Strong shared that he found the prospect of being interviewed for the paper of record “very fraught,” tying that in with his other fears. As he put it, “Some acting teacher said that acting is basically standing naked and turning around very slowly in front of an audience. It’s vulnerable and there’s so many fears. But I guess I’m interested in learning how to live with less fear.”

In that vein, he continued, to be an actor is to try to “touch the third rail in this work.” Strong demanded, “Which you better do or I don’t think it’s worth a damn. Especially because you’re being called on to experience and embody the extremities of human experience.”

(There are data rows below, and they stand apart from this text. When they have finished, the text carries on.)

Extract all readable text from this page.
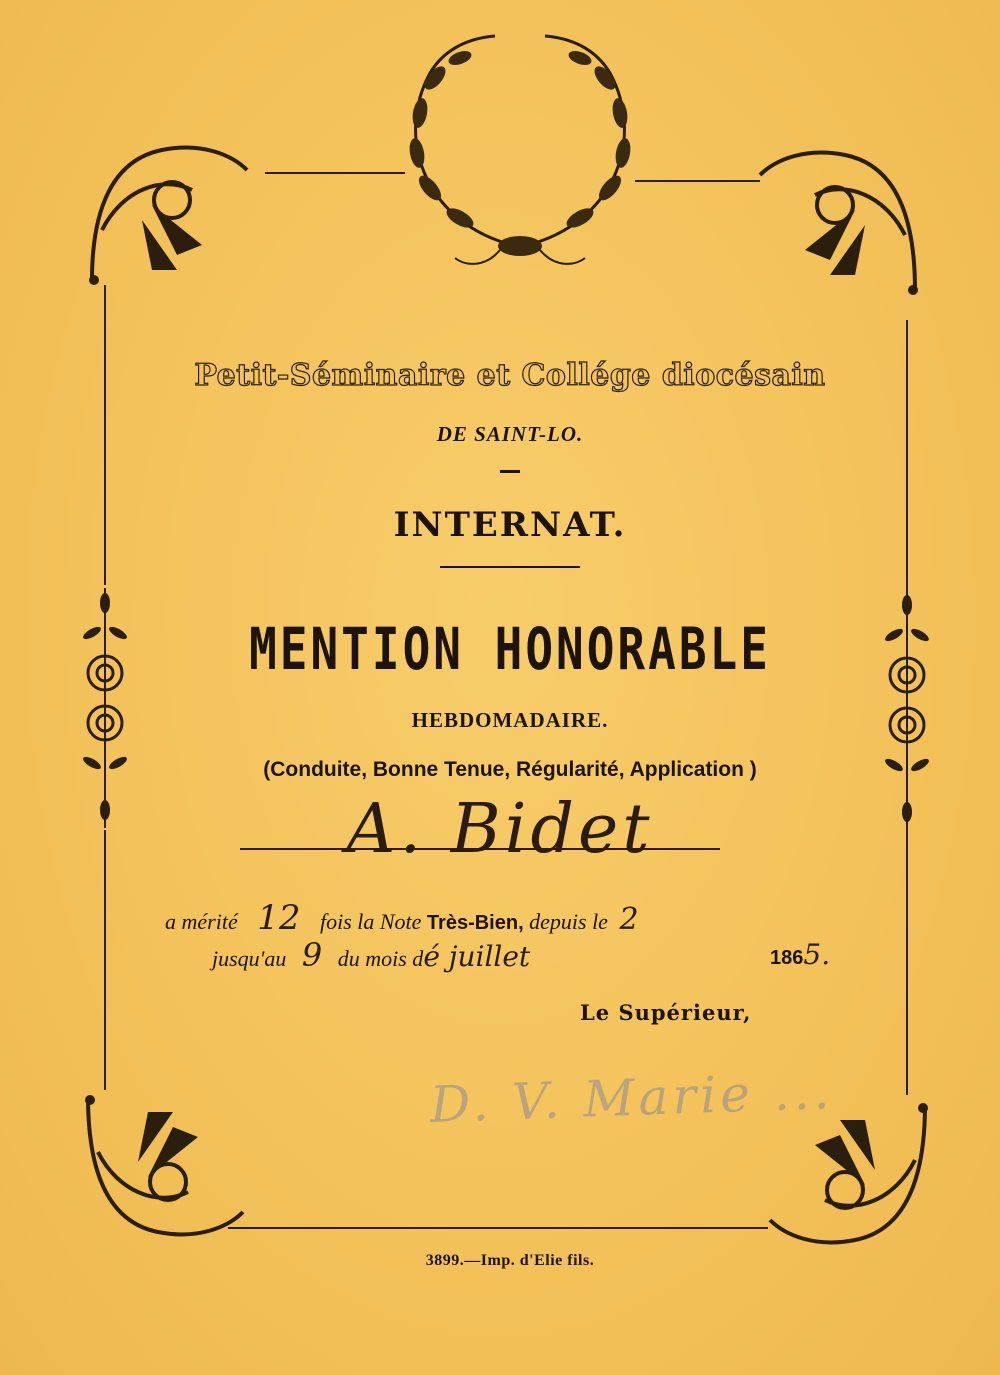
Petit-Séminaire et Collége diocésain
DE SAINT-LO.
INTERNAT.
MENTION HONORABLE
HEBDOMADAIRE.
(Conduite, Bonne Tenue, Régularité, Application )
A. Bidet
a mérité 12 fois la Note Très-Bien, depuis le 2
jusqu'au 9 du mois dé juillet	1865.
Le Supérieur,
D. V. Marie ...
3899.—Imp. d'Elie fils.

Luckily for Strong, his doubt was almost immediately met with “a great determination to achieve exit velocity from it so I could attempt to do more.” He added that he is focused on “creating a sort of negative space so that I can be a vessel for writing and create character through a pastiche of writing and imagination and whatever things activate me,” and now that he is in a position “where I have some agency to manifest things, that’s what I want to put my whole self into.”

Strong was asked by the Times’ David Marchese how he manages his career, a question that the writer admitted he often asks interviewees, though he has rarely received an answer he believes. The actor responded, asking his own question: “Can I give you a very Jeremy Strong answer?”

He then proceeded to do so.

As an actor, he said, “You want to play in first chair and you want to play pieces that will make you grow and allow you to be fully expressed; there’s a reason to try to gravitate toward the best material. The fact is, sadly, you don’t have access to that unless you have a certain amount of power — access to what they call in the business ‘deal flow.’ I guess actors don’t want to talk about the idea of there being a marketplace, because that does feel, as you said, gauche.”

When it comes to his future prospects, Strong is interested in everything. Marchese asked if he would pursue comedy, to which the actor admitted he thought “Succession” was “wickedly funny” more often than not. The genre as a whole, though, is “not something that I gravitate toward, but it’s not something that I am against.”

After all, he added, “It’s a myth that I am this humorless person.”